# Underwhelmed



## Sliccat (Oct 16, 2004)

So far, the sixers haven't been a good team at all. This loss to Miami is nearly as bad as the one in Atlanta. I really just don't understand what the problem is. So far their defense has been worse and Iguodala has just been invisible.


----------



## Game3525 (Aug 14, 2008)

The problem is that we lack a true number one option, that can take over a game when the teams struggles. No offense to Elton or Iggy, but they are more suited as a number 2 and number 3 option.


----------



## Coatesvillain (Jul 17, 2002)

The main problem is that no one knows their role on offense.

When Brand gets the ball in the post and is triple teamed no one knows how to respond. When Iguodala tries to penetrate but the lane is cut off he doesn't know what to do. Thad will get hot in the first half, but in the second he'll stand behind the arc.

Way too many turnovers as well.

I'd consider this a worse loss than Atlanta because Miami is a team that the Sixers could/should have taken advantage of.


----------



## Sliccat (Oct 16, 2004)

They need to work Elton into the offense instead of throwing the ball to him and isolating.
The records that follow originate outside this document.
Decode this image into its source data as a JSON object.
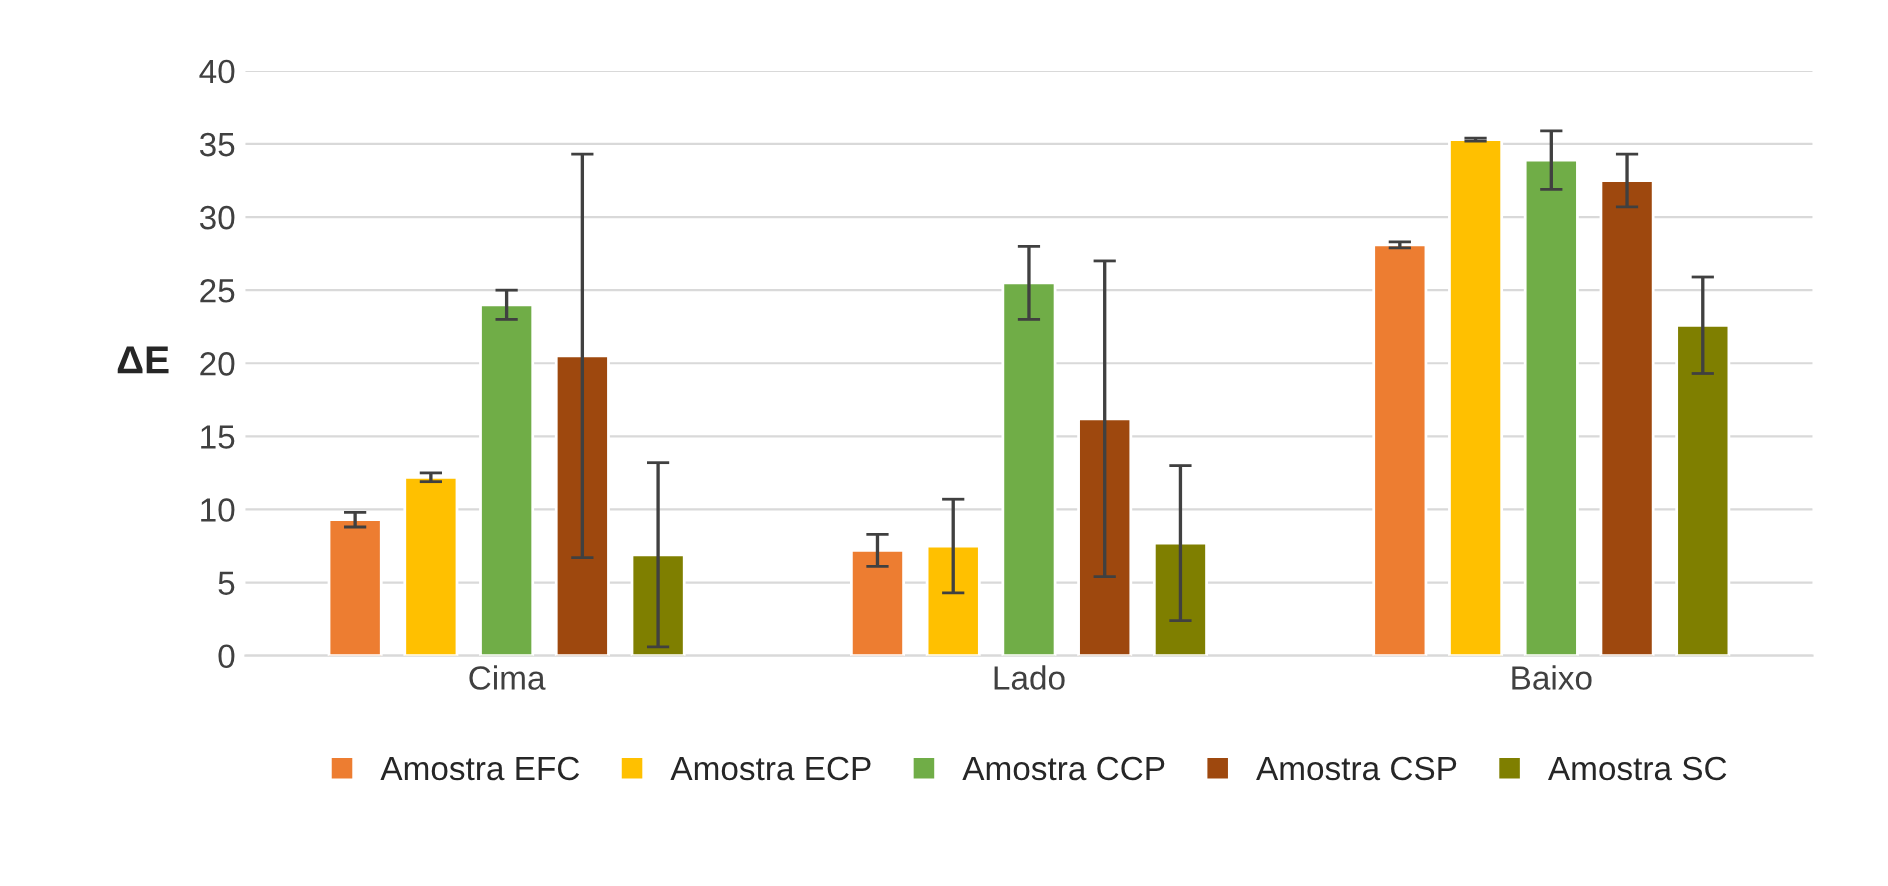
{
  "chart_data": {
    "type": "bar",
    "ylabel": "ΔE",
    "categories": [
      "Cima",
      "Lado",
      "Baixo"
    ],
    "series": [
      {
        "name": "Amostra EFC",
        "color": "#ed7d31",
        "values": [
          9.3,
          7.2,
          28.1
        ],
        "errors": [
          0.5,
          1.1,
          0.2
        ]
      },
      {
        "name": "Amostra ECP",
        "color": "#ffc000",
        "values": [
          12.2,
          7.5,
          35.3
        ],
        "errors": [
          0.3,
          3.2,
          0.1
        ]
      },
      {
        "name": "Amostra CCP",
        "color": "#70ad47",
        "values": [
          24.0,
          25.5,
          33.9
        ],
        "errors": [
          1.0,
          2.5,
          2.0
        ]
      },
      {
        "name": "Amostra CSP",
        "color": "#9e480e",
        "values": [
          20.5,
          16.2,
          32.5
        ],
        "errors": [
          13.8,
          10.8,
          1.8
        ]
      },
      {
        "name": "Amostra SC",
        "color": "#7f7f00",
        "values": [
          6.9,
          7.7,
          22.6
        ],
        "errors": [
          6.3,
          5.3,
          3.3
        ]
      }
    ],
    "ylim": [
      0,
      40
    ],
    "yticks": [
      0,
      5,
      10,
      15,
      20,
      25,
      30,
      35,
      40
    ],
    "grid": "y",
    "legend": "bottom"
  }
}
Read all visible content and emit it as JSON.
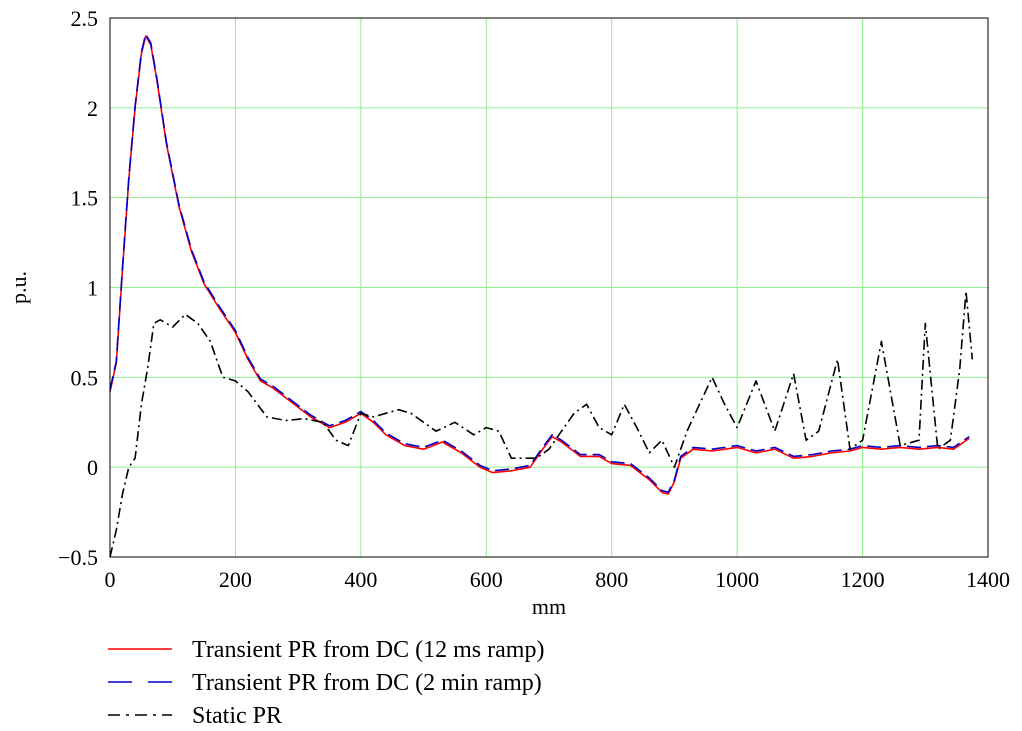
{
  "chart_data": {
    "type": "line",
    "title": "",
    "xlabel": "mm",
    "ylabel": "p.u.",
    "xlim": [
      0,
      1400
    ],
    "ylim": [
      -0.5,
      2.5
    ],
    "xticks": [
      "0",
      "200",
      "400",
      "600",
      "800",
      "1000",
      "1200",
      "1400"
    ],
    "yticks": [
      "-0.5",
      "0",
      "0.5",
      "1",
      "1.5",
      "2",
      "2.5"
    ],
    "grid": true,
    "grid_color": "#90ee90",
    "legend_placement": "bottom",
    "series": [
      {
        "name": "Transient PR from DC (12 ms ramp)",
        "color": "#ff0000",
        "dash": "solid",
        "x": [
          0,
          10,
          20,
          30,
          40,
          50,
          57,
          65,
          75,
          90,
          110,
          130,
          150,
          175,
          200,
          220,
          240,
          260,
          290,
          320,
          350,
          375,
          400,
          420,
          440,
          470,
          500,
          530,
          560,
          590,
          610,
          640,
          670,
          690,
          705,
          720,
          750,
          780,
          800,
          830,
          860,
          880,
          890,
          900,
          910,
          930,
          960,
          1000,
          1030,
          1060,
          1090,
          1120,
          1150,
          1180,
          1200,
          1230,
          1260,
          1290,
          1320,
          1345,
          1370
        ],
        "y": [
          0.42,
          0.58,
          1.1,
          1.6,
          2.0,
          2.3,
          2.4,
          2.35,
          2.15,
          1.8,
          1.45,
          1.2,
          1.02,
          0.88,
          0.75,
          0.6,
          0.48,
          0.44,
          0.36,
          0.28,
          0.22,
          0.25,
          0.3,
          0.25,
          0.18,
          0.12,
          0.1,
          0.14,
          0.08,
          0.0,
          -0.03,
          -0.02,
          0.0,
          0.1,
          0.17,
          0.14,
          0.06,
          0.06,
          0.02,
          0.01,
          -0.07,
          -0.14,
          -0.15,
          -0.08,
          0.05,
          0.1,
          0.09,
          0.11,
          0.08,
          0.1,
          0.05,
          0.06,
          0.08,
          0.09,
          0.11,
          0.1,
          0.11,
          0.1,
          0.11,
          0.1,
          0.16
        ]
      },
      {
        "name": "Transient PR from DC (2 min ramp)",
        "color": "#0000cc",
        "dash": "long-dash",
        "x": [
          0,
          10,
          20,
          30,
          40,
          50,
          57,
          65,
          75,
          90,
          110,
          130,
          150,
          175,
          200,
          220,
          240,
          260,
          290,
          320,
          350,
          375,
          400,
          420,
          440,
          470,
          500,
          530,
          560,
          590,
          610,
          640,
          670,
          690,
          705,
          720,
          750,
          780,
          800,
          830,
          860,
          880,
          890,
          900,
          910,
          930,
          960,
          1000,
          1030,
          1060,
          1090,
          1120,
          1150,
          1180,
          1200,
          1230,
          1260,
          1290,
          1320,
          1345,
          1370
        ],
        "y": [
          0.43,
          0.59,
          1.11,
          1.61,
          2.01,
          2.31,
          2.41,
          2.36,
          2.16,
          1.81,
          1.46,
          1.21,
          1.03,
          0.89,
          0.76,
          0.61,
          0.49,
          0.45,
          0.37,
          0.29,
          0.23,
          0.26,
          0.31,
          0.26,
          0.19,
          0.13,
          0.11,
          0.15,
          0.09,
          0.01,
          -0.02,
          -0.01,
          0.01,
          0.11,
          0.18,
          0.15,
          0.07,
          0.07,
          0.03,
          0.02,
          -0.06,
          -0.13,
          -0.14,
          -0.07,
          0.06,
          0.11,
          0.1,
          0.12,
          0.09,
          0.11,
          0.06,
          0.07,
          0.09,
          0.1,
          0.12,
          0.11,
          0.12,
          0.11,
          0.12,
          0.11,
          0.17
        ]
      },
      {
        "name": "Static PR",
        "color": "#000000",
        "dash": "dash-dot",
        "x": [
          0,
          10,
          20,
          30,
          40,
          50,
          60,
          70,
          80,
          100,
          120,
          140,
          160,
          180,
          200,
          220,
          250,
          280,
          310,
          340,
          360,
          380,
          400,
          420,
          440,
          460,
          480,
          500,
          520,
          550,
          580,
          600,
          620,
          640,
          660,
          680,
          700,
          720,
          740,
          760,
          780,
          800,
          820,
          840,
          860,
          880,
          900,
          920,
          940,
          960,
          980,
          1000,
          1030,
          1060,
          1090,
          1110,
          1130,
          1160,
          1180,
          1200,
          1230,
          1260,
          1290,
          1300,
          1320,
          1340,
          1355,
          1365,
          1375
        ],
        "y": [
          -0.5,
          -0.35,
          -0.15,
          0.0,
          0.05,
          0.35,
          0.55,
          0.8,
          0.82,
          0.78,
          0.85,
          0.8,
          0.7,
          0.5,
          0.48,
          0.42,
          0.28,
          0.26,
          0.27,
          0.25,
          0.15,
          0.12,
          0.3,
          0.28,
          0.3,
          0.32,
          0.3,
          0.25,
          0.2,
          0.25,
          0.18,
          0.22,
          0.2,
          0.05,
          0.05,
          0.05,
          0.1,
          0.2,
          0.3,
          0.35,
          0.22,
          0.18,
          0.35,
          0.22,
          0.08,
          0.15,
          0.0,
          0.2,
          0.35,
          0.5,
          0.35,
          0.22,
          0.48,
          0.2,
          0.52,
          0.15,
          0.2,
          0.6,
          0.1,
          0.15,
          0.7,
          0.12,
          0.15,
          0.8,
          0.1,
          0.15,
          0.55,
          0.98,
          0.6
        ]
      }
    ]
  }
}
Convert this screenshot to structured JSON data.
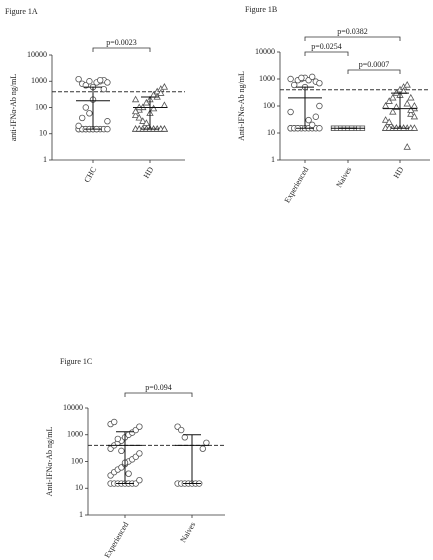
{
  "chart_data": [
    {
      "type": "scatter",
      "title": "Figure 1A",
      "y_label": "anti-IFNα-Ab ng/mL",
      "log": true,
      "ylim": [
        1,
        10000
      ],
      "yticks": [
        1,
        10,
        100,
        1000,
        10000
      ],
      "threshold": 400,
      "categories": [
        "CHC",
        "HD"
      ],
      "markers": [
        "circle",
        "triangle"
      ],
      "values": [
        [
          15,
          15,
          15,
          15,
          15,
          15,
          15,
          15,
          15,
          15,
          15,
          15,
          15,
          15,
          15,
          1000,
          1100,
          900,
          1200,
          800,
          700,
          1000,
          600,
          900,
          1100,
          500,
          30,
          20,
          40,
          100,
          60,
          200
        ],
        [
          15,
          15,
          15,
          15,
          15,
          15,
          15,
          15,
          15,
          15,
          15,
          15,
          15,
          15,
          15,
          15,
          15,
          15,
          50,
          80,
          100,
          150,
          200,
          300,
          400,
          500,
          120,
          70,
          40,
          30,
          25,
          60,
          90,
          250,
          350,
          600,
          200,
          100
        ]
      ],
      "means": [
        180,
        100
      ],
      "error_low": [
        15,
        15
      ],
      "error_high": [
        600,
        250
      ],
      "comparisons": [
        {
          "pair": [
            0,
            1
          ],
          "label": "p=0.0023"
        }
      ]
    },
    {
      "type": "scatter",
      "title": "Figure 1B",
      "y_label": "Anti-IFNα-Ab ng/mL",
      "log": true,
      "ylim": [
        1,
        10000
      ],
      "yticks": [
        1,
        10,
        100,
        1000,
        10000
      ],
      "threshold": 400,
      "categories": [
        "Experienced",
        "Naives",
        "HD"
      ],
      "markers": [
        "circle",
        "square",
        "triangle"
      ],
      "values": [
        [
          15,
          15,
          15,
          15,
          15,
          15,
          15,
          15,
          15,
          15,
          15,
          15,
          1000,
          1100,
          900,
          1200,
          800,
          700,
          1000,
          600,
          900,
          1100,
          500,
          30,
          20,
          40,
          100,
          60
        ],
        [
          15,
          15,
          15,
          15,
          15,
          15,
          15,
          15,
          15,
          15,
          15,
          15,
          15,
          15,
          15
        ],
        [
          15,
          15,
          15,
          15,
          15,
          15,
          15,
          15,
          15,
          15,
          15,
          15,
          15,
          15,
          15,
          3,
          50,
          80,
          100,
          150,
          200,
          300,
          400,
          500,
          120,
          70,
          40,
          30,
          25,
          60,
          90,
          250,
          350,
          600,
          200,
          100
        ]
      ],
      "means": [
        200,
        15,
        80
      ],
      "error_low": [
        15,
        15,
        15
      ],
      "error_high": [
        500,
        15,
        300
      ],
      "comparisons": [
        {
          "pair": [
            0,
            2
          ],
          "label": "p=0.0382"
        },
        {
          "pair": [
            0,
            1
          ],
          "label": "p=0.0254"
        },
        {
          "pair": [
            1,
            2
          ],
          "label": "p=0.0007"
        }
      ]
    },
    {
      "type": "scatter",
      "title": "Figure 1C",
      "y_label": "Anti-IFNα-Ab ng/mL",
      "log": true,
      "ylim": [
        1,
        10000
      ],
      "yticks": [
        1,
        10,
        100,
        1000,
        10000
      ],
      "threshold": 400,
      "categories": [
        "Experienced",
        "Naives"
      ],
      "markers": [
        "circle",
        "circle"
      ],
      "values": [
        [
          15,
          15,
          15,
          15,
          15,
          15,
          15,
          15,
          20,
          30,
          40,
          50,
          60,
          80,
          100,
          120,
          150,
          200,
          300,
          400,
          500,
          600,
          800,
          1000,
          1200,
          1500,
          2000,
          2500,
          3000,
          700,
          250,
          90,
          35
        ],
        [
          15,
          15,
          15,
          15,
          15,
          15,
          15,
          300,
          500,
          2000,
          1500,
          800
        ]
      ],
      "means": [
        400,
        400
      ],
      "error_low": [
        15,
        15
      ],
      "error_high": [
        1300,
        1000
      ],
      "comparisons": [
        {
          "pair": [
            0,
            1
          ],
          "label": "p=0.094"
        }
      ]
    }
  ]
}
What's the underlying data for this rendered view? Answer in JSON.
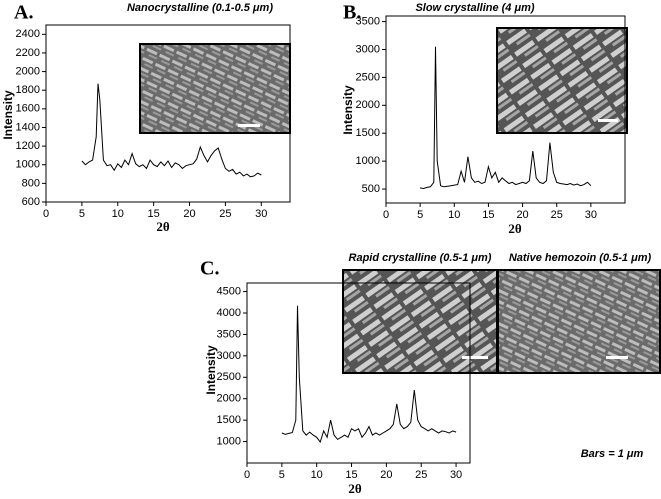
{
  "chart_data": [
    {
      "type": "line",
      "panel_label": "A.",
      "title": "Nanocrystalline (0.1-0.5 μm)",
      "x_label": "2θ",
      "y_label": "Intensity",
      "color": "#000000",
      "x": [
        5,
        5.5,
        6,
        6.5,
        7,
        7.25,
        7.5,
        8,
        8.5,
        9,
        9.5,
        10,
        10.5,
        11,
        11.5,
        12,
        12.5,
        13,
        13.5,
        14,
        14.5,
        15,
        15.5,
        16,
        16.5,
        17,
        17.5,
        18,
        18.5,
        19,
        19.5,
        20,
        20.5,
        21,
        21.5,
        22,
        22.5,
        23,
        23.5,
        24,
        24.5,
        25,
        25.5,
        26,
        26.5,
        27,
        27.5,
        28,
        28.5,
        29,
        29.5,
        30
      ],
      "values": [
        1040,
        1000,
        1030,
        1050,
        1300,
        1870,
        1700,
        1050,
        990,
        1000,
        940,
        1010,
        970,
        1050,
        1000,
        1120,
        1010,
        980,
        1000,
        960,
        1050,
        1000,
        980,
        1030,
        990,
        1040,
        970,
        1020,
        1000,
        960,
        990,
        1000,
        1010,
        1060,
        1190,
        1100,
        1030,
        1100,
        1150,
        1180,
        1060,
        960,
        930,
        950,
        900,
        920,
        880,
        900,
        870,
        880,
        910,
        890
      ],
      "xlim": [
        0,
        34
      ],
      "ylim": [
        600,
        2500
      ],
      "xticks": [
        0,
        5,
        10,
        15,
        20,
        25,
        30
      ],
      "yticks": [
        600,
        800,
        1000,
        1200,
        1400,
        1600,
        1800,
        2000,
        2200,
        2400
      ]
    },
    {
      "type": "line",
      "panel_label": "B.",
      "title": "Slow crystalline (4 μm)",
      "x_label": "2θ",
      "y_label": "Intensity",
      "color": "#000000",
      "x": [
        5,
        5.5,
        6,
        6.5,
        7,
        7.25,
        7.5,
        8,
        8.5,
        9,
        9.5,
        10,
        10.5,
        11,
        11.5,
        12,
        12.5,
        13,
        13.5,
        14,
        14.5,
        15,
        15.5,
        16,
        16.5,
        17,
        17.5,
        18,
        18.5,
        19,
        19.5,
        20,
        20.5,
        21,
        21.5,
        22,
        22.5,
        23,
        23.5,
        24,
        24.5,
        25,
        25.5,
        26,
        26.5,
        27,
        27.5,
        28,
        28.5,
        29,
        29.5,
        30
      ],
      "values": [
        520,
        510,
        530,
        540,
        620,
        3050,
        1000,
        560,
        540,
        550,
        560,
        570,
        580,
        820,
        620,
        1080,
        700,
        620,
        640,
        600,
        620,
        900,
        700,
        800,
        620,
        700,
        650,
        600,
        620,
        580,
        600,
        620,
        600,
        650,
        1180,
        700,
        620,
        600,
        650,
        1330,
        800,
        620,
        600,
        590,
        580,
        600,
        570,
        590,
        560,
        580,
        620,
        560
      ],
      "xlim": [
        0,
        35
      ],
      "ylim": [
        250,
        3600
      ],
      "xticks": [
        0,
        5,
        10,
        15,
        20,
        25,
        30
      ],
      "yticks": [
        500,
        1000,
        1500,
        2000,
        2500,
        3000,
        3500
      ]
    },
    {
      "type": "line",
      "panel_label": "C.",
      "x_label": "2θ",
      "y_label": "Intensity",
      "color": "#000000",
      "image_captions": [
        "Rapid crystalline (0.5-1 μm)",
        "Native hemozoin (0.5-1 μm)"
      ],
      "annotation": "Bars = 1 μm",
      "x": [
        5,
        5.5,
        6,
        6.5,
        7,
        7.25,
        7.5,
        8,
        8.5,
        9,
        9.5,
        10,
        10.5,
        11,
        11.5,
        12,
        12.5,
        13,
        13.5,
        14,
        14.5,
        15,
        15.5,
        16,
        16.5,
        17,
        17.5,
        18,
        18.5,
        19,
        19.5,
        20,
        20.5,
        21,
        21.5,
        22,
        22.5,
        23,
        23.5,
        24,
        24.5,
        25,
        25.5,
        26,
        26.5,
        27,
        27.5,
        28,
        28.5,
        29,
        29.5,
        30
      ],
      "values": [
        1200,
        1170,
        1190,
        1210,
        1500,
        4170,
        2500,
        1250,
        1150,
        1220,
        1150,
        1100,
        990,
        1250,
        1100,
        1500,
        1150,
        1050,
        1100,
        1150,
        1100,
        1300,
        1250,
        1300,
        1100,
        1200,
        1350,
        1150,
        1200,
        1150,
        1200,
        1250,
        1300,
        1400,
        1880,
        1400,
        1300,
        1350,
        1450,
        2200,
        1500,
        1350,
        1300,
        1250,
        1300,
        1250,
        1200,
        1250,
        1230,
        1200,
        1250,
        1220
      ],
      "xlim": [
        0,
        32
      ],
      "ylim": [
        500,
        4700
      ],
      "xticks": [
        0,
        5,
        10,
        15,
        20,
        25,
        30
      ],
      "yticks": [
        1000,
        1500,
        2000,
        2500,
        3000,
        3500,
        4000,
        4500
      ]
    }
  ]
}
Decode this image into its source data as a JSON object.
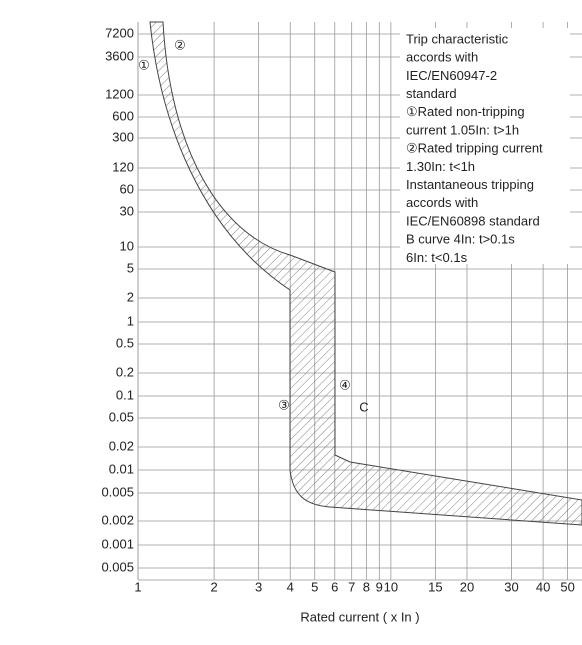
{
  "chart_data": {
    "type": "trip-curve",
    "x_label": "Rated current ( x In )",
    "xlim": [
      1,
      57
    ],
    "log_x": true,
    "xticks": [
      1,
      2,
      3,
      4,
      5,
      6,
      7,
      8,
      9,
      10,
      15,
      20,
      30,
      40,
      50
    ],
    "y_labels": [
      "7200",
      "3600",
      "1200",
      "600",
      "300",
      "120",
      "60",
      "30",
      "10",
      "5",
      "2",
      "1",
      "0.5",
      "0.2",
      "0.1",
      "0.05",
      "0.02",
      "0.01",
      "0.005",
      "0.002",
      "0.001",
      "0.005"
    ],
    "notes": [
      "Trip characteristic",
      "accords with",
      "IEC/EN60947-2",
      "standard",
      "①Rated non-tripping",
      "current 1.05In: t>1h",
      "②Rated tripping current",
      "1.30In: t<1h",
      "Instantaneous tripping",
      "accords with",
      "IEC/EN60898 standard",
      "B curve 4In: t>0.1s",
      "6In: t<0.1s"
    ],
    "markers": [
      "①",
      "②",
      "③",
      "④",
      "C"
    ]
  }
}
Run him in pick and rolls/fades and get him open looks. Work the ball around. But stop leaving him in an island, it's killing the offense.


----------



## Basel (Mar 31, 2005)

Yeah, this definitely isn't the effort I was expecting to see out of Philly this early in the season.


----------



## HB (May 1, 2004)

Interestingly enough, Elton's former team isn't doing so hot either.


----------



## Coatesvillain (Jul 17, 2002)

Sliccat said:


> They need to work Elton into the offense instead of throwing the ball to him and isolating. Run him in pick and rolls/fades and get him open looks. Work the ball around. But stop leaving him in an island, it's killing the offense.


They have no idea what to do once the ball goes into the post.

I don't really want to talk about the defensive effort.


----------



## yodurk (Sep 4, 2002)

I feel your pain. The Bulls had similar high expectations last year and just floundered.

Not saying you guys can't turn it around, but the frustration is similar.


----------



## Coatesvillain (Jul 17, 2002)

The thing that aggravates me the most about this is they still have the same flaws I was complaining about last year.


----------



## Dre (Jun 20, 2003)

They deserve some time, you can't put an anchor into an offense and expect to hit the ground running, but fundamentally, it doesn't look good. They can't shoot, so when Brand gets doubled or tripled, that's it. It's up to them to start moving around him to find passing lanes, but that's up to the coach to instill. 

Brand and this roster off the break isn't a good fit. They're suited to playing an up and down tempo, he's not. If Brand was a jerk, I would say this might not last long...but who knows. Until they start spacing and moving towards the basket, or they acquire a shooter to spread the floor, they can't beat any of the top teams in the East.


----------



## captainobvious (Jan 14, 2008)

Coatesvillain said:


> *The main problem is that no one knows their role on offense*.
> 
> When Brand gets the ball in the post and is triple teamed no one knows how to respond. When Iguodala tries to penetrate but the lane is cut off he doesn't know what to do. Thad will get hot in the first half, but in the second he'll stand behind the arc.
> 
> ...



Bingo.

This team has clearly not gel'd. The offense appears to have no structure to it and at times is downright sloppy. Iguodala is forcing the action and turning the ball over at an alarming rate, Miller has been in a bad shooting slump, and when both Sammy and Elton are on the court at the same time, they seem to cancel each other out. NOT a good sign.


----------



## kukoc4ever (Nov 20, 2002)

Elton Brand has been labeled a star by many, but he's yet to produce the wins. A decent but not great team with LAC (good supporting cast BTW). Never made a difference with the Bulls.

He's a good player. A nice addition. But the Sixers didn't add a true difference maker, IMO.


----------